WELCOME

Edit: I WAS CURED AFTER 22 YEARS! I had a vestibulectomy Dec. 2016. The recovery was easier for me than having sex ever was. It took about 5 weeks. I have included my recovery photos. Look for the blogpost "I'm Cured!" and "My Vestibulectomy".

I’m a great woman with a pissed-off vulva. I have “primary vestibulitis." Most people are uncomfortable discussing their genital pain in public. My hope is that my obsession to find help for myself will make your experience shorter, easier, and less painful. P.S. Recently "vestibulitis" has been renamed to "vestibulodynia."


Predictors of Vestibulitis

What makes developing vestibulitis more likely?
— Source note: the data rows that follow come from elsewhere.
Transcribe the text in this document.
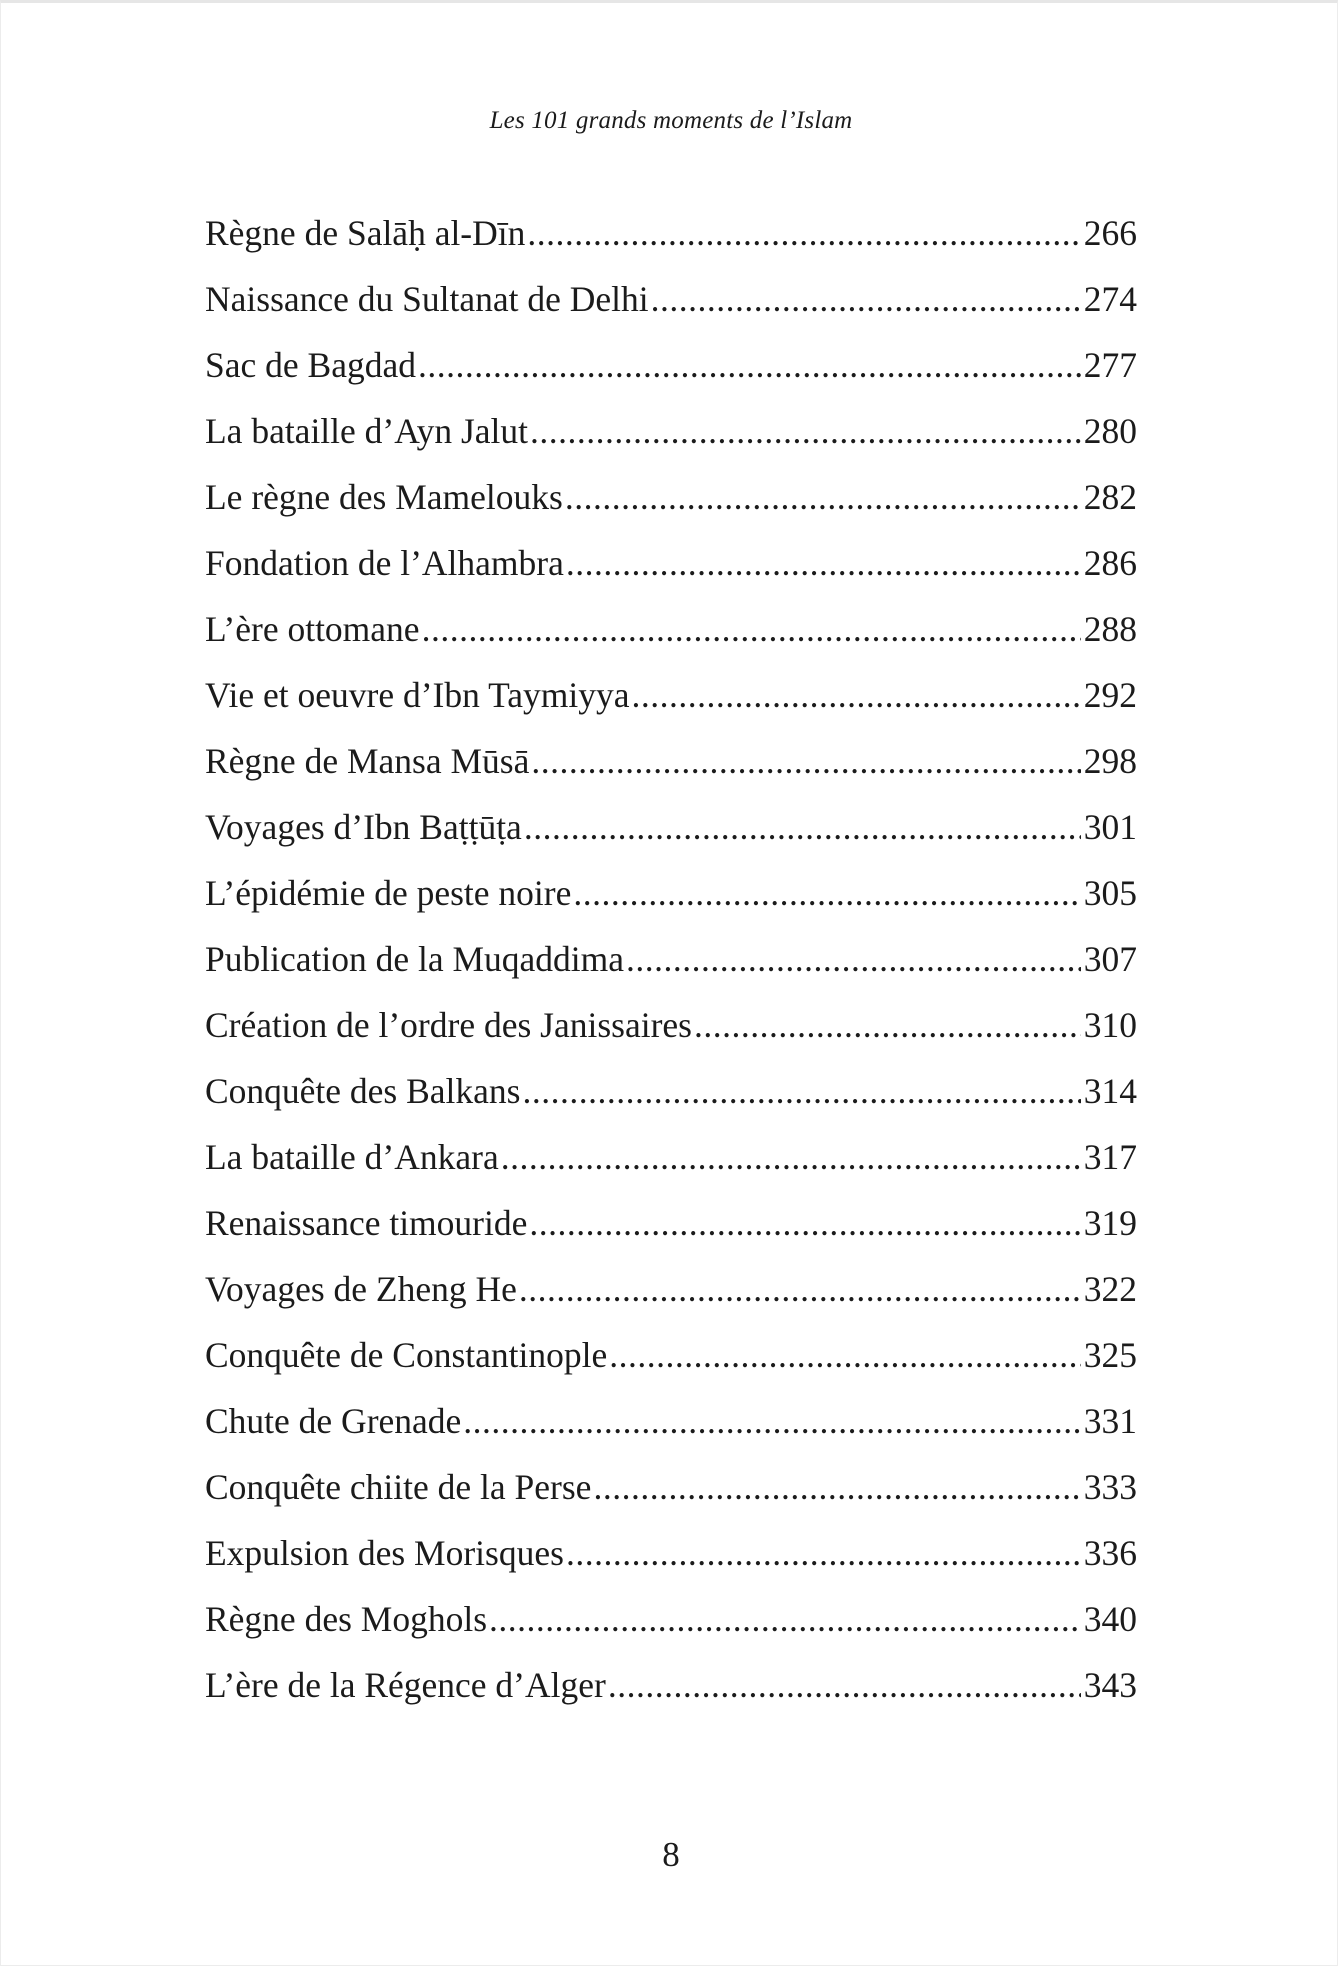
Les 101 grands moments de l’Islam
Règne de Salāḥ al-Dīn .....	266
Naissance du Sultanat de Delhi .....	274
Sac de Bagdad .....	277
La bataille d’Ayn Jalut .....	280
Le règne des Mamelouks .....	282
Fondation de l’Alhambra .....	286
L’ère ottomane .....	288
Vie et oeuvre d’Ibn Taymiyya .....	292
Règne de Mansa Mūsā .....	298
Voyages d’Ibn Baṭṭūṭa .....	301
L’épidémie de peste noire .....	305
Publication de la Muqaddima .....	307
Création de l’ordre des Janissaires .....	310
Conquête des Balkans .....	314
La bataille d’Ankara .....	317
Renaissance timouride .....	319
Voyages de Zheng He .....	322
Conquête de Constantinople .....	325
Chute de Grenade .....	331
Conquête chiite de la Perse .....	333
Expulsion des Morisques .....	336
Règne des Moghols .....	340
L’ère de la Régence d’Alger .....	343
8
The journal article "Medical and Physical Predictors of Localized Provoked Vulvodynia" by Nina Bohm-Starke discusses predictors of localized provoked vulvodynia, a.k.a. vestibulitis).
http://onlinelibrary.wiley.com/doi/10.3109/00016349.2010.528368/abstract;jsessionid=4E60EAF10EE04E4F1BC811DD8028FBF5.f01t04

Localized = in the vestibule rather than the vulva as a whole
Provoked = the pain is associated with penetration (by a tampon, or penis, or...)

Predictors:
  • trauma to the vestibular mucosa develops greater pain sensitization in the peripheral and central nervous system (I discuss this in my "Pain is a Loop" post);
  • greater pain perception
  • proliferation of mast cells in the vestibule
  • pelvic floor muscle dysfunction
  • concurrent bodily pain in other areas of the body
  • history of hives (2.5 times more likely)
  • bacterial vaginosis*
  • genetics - allele 2 of the IL-1beta gene in 40% of women versus 25% control; reduced capacity of TNF-alpha production in response to microbes with polymorphism of the mannose-binding lectin gene; fair skinned women; and when there is polymorphism of the melanocortin-1 receptor (MCIR) gene
  • hormones (read article for greater depth), with birth control thought to be a significant precursor according to Andrew Goldstein. 
*Although bacterial vaginosis is a predictor, human papillomavirus (HPV) and herpes simplex are not. Yeast infections are probably not a predictor, the article says. Studies that have been done on vestibulitis and yeast infections have all used "self-report" rather than judged by a clinician which undermines those studies.

This is written in 2010, and, as the author states, there were not enough high quality studies to review so these predictors are hypotheses, but have not been repeatedly confirmed.